Factors Associated with Surgical Upgrade
Only one lesion among 93 [1.1%, 95% confidence interval (CI), 0–5.8%] was upgraded to malignancy after surgery. This single case of malignancy (intermediate grade DCIS) presented in a 62-year-old, asymptomatic woman as a 1 cm area of architectural distortion detected independently with both screening mammography and automated whole breast screening sonography. Six 14-gauge biopsy samples were obtained using US-guidance (Figure 2).
There were 15 (15/93, 16.1%, 95% CI: 9–25%) cases of high-risk pathology identified after surgical excision. These cases included ADH, ALH, FEA, and LCIS. There was no significant association of these lesions with upgrade to either atypia or malignancy with respect to patient symptoms, imaging modality of detection, lesion size, imaging guidance method for biopsy, type of biopsy device, needle size, or number of specimens. A meaningful statistical analysis could not be performed due to the limited number of upgrades. The mean lesion size of benign lesions was 13.2±8.5 mm and that of high-risk lesions was 15.3±9.0 mm (p = 0.4). The mean patient age was 51.0±9.2 years in the benign group and 53.5±9.5 years in the high-risk group (p = 0.3). The features of the high-risk lesions and the one malignant lesion are summarized in Table 2.
None of the 19 lesions followed-up for 24 months or longer developed any suspicious interval change and all were therefore considered benign at the end of the follow-up period. A case successfully followed up for 24 months is demonstrated in Figure 3.
Factors associated with Excision
The surgical excision rate was significantly lower in the university hospital (30/45, 66.7%) patients as compared to the safety net hospital patients (44/48, 91.7%) [odds ratio (OR): 0.18, 95% CI: 0.05–0.6, p = 0.003]. MRI masses (6/6, 100%), architectural distortion (27/31, 87.1%) and palpable masses (23/27, 85.2%) were excised more frequently than calcifications without masses (15/24, 62.5%) and MRI non-mass enhancement (3/5, 60%) (p = 0.07). The surgery rate was significantly lower among VAB (43/59, 72.9%) compared to spring-loaded CNB (31/34, 91.2%) (OR: 0.26, 95% CI: 0.07–0.97, p = 0.035).
Although the biopsy modality was not significantly associated with the surgical excision rate (p = 0.08), lesions biopsied with smaller needles (≥14 gauge) were excised more frequently than those biopsied with larger needles (<14 gauge) [31/34 (91.2%), 43/59 (72.9%), OR: 3.8, 95% CI: 1.0–14.4, p = 0.03]. The number of core samples obtained during biopsy was also significantly associated with the excision rate, with lesions sampled with less than 12 cores being excised more frequently than lesions sampled with greater than or equal to 12 cores [44/48 (91.7%) vs 29/41 (70.7%), OR: 11.0, 95% CI: 0.7–2.4, p = 0.01].
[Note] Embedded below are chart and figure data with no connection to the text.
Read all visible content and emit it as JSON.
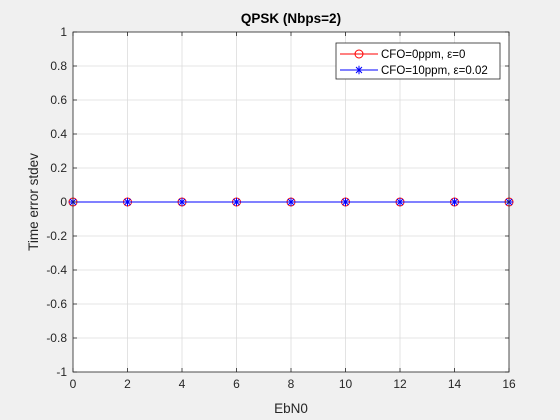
{
  "chart_data": {
    "type": "line",
    "title": "QPSK (Nbps=2)",
    "xlabel": "EbN0",
    "ylabel": "Time error stdev",
    "xlim": [
      0,
      16
    ],
    "ylim": [
      -1,
      1
    ],
    "xticks": [
      0,
      2,
      4,
      6,
      8,
      10,
      12,
      14,
      16
    ],
    "yticks": [
      1,
      0.8,
      0.6,
      0.4,
      0.2,
      0,
      -0.2,
      -0.4,
      -0.6,
      -0.8,
      -1
    ],
    "ytick_labels": [
      "1",
      "0.8",
      "0.6",
      "0.4",
      "0.2",
      "0",
      "-0.2",
      "-0.4",
      "-0.6",
      "-0.8",
      "-1"
    ],
    "grid": true,
    "legend_position": "top-right",
    "x": [
      0,
      2,
      4,
      6,
      8,
      10,
      12,
      14,
      16
    ],
    "series": [
      {
        "name": "CFO=0ppm, ε=0",
        "values": [
          0,
          0,
          0,
          0,
          0,
          0,
          0,
          0,
          0
        ],
        "color": "#ff0000",
        "marker": "circle"
      },
      {
        "name": "CFO=10ppm, ε=0.02",
        "values": [
          0,
          0,
          0,
          0,
          0,
          0,
          0,
          0,
          0
        ],
        "color": "#0000ff",
        "marker": "asterisk"
      }
    ]
  }
}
The mean size of the observed lesions was 12±8.1 mm and that of the surgically excised lesions was 14.1±8.6 mm (p = 0.3). The mean patient age was 54.6±9.1 years in the follow-up group and 50.7±9.2 years in the surgery group (p = 0.1). The presenting symptoms and radiographic lesion types were not significantly associated with the decision to excise. The features of excised vs observed lesions are further summarized in Table 3.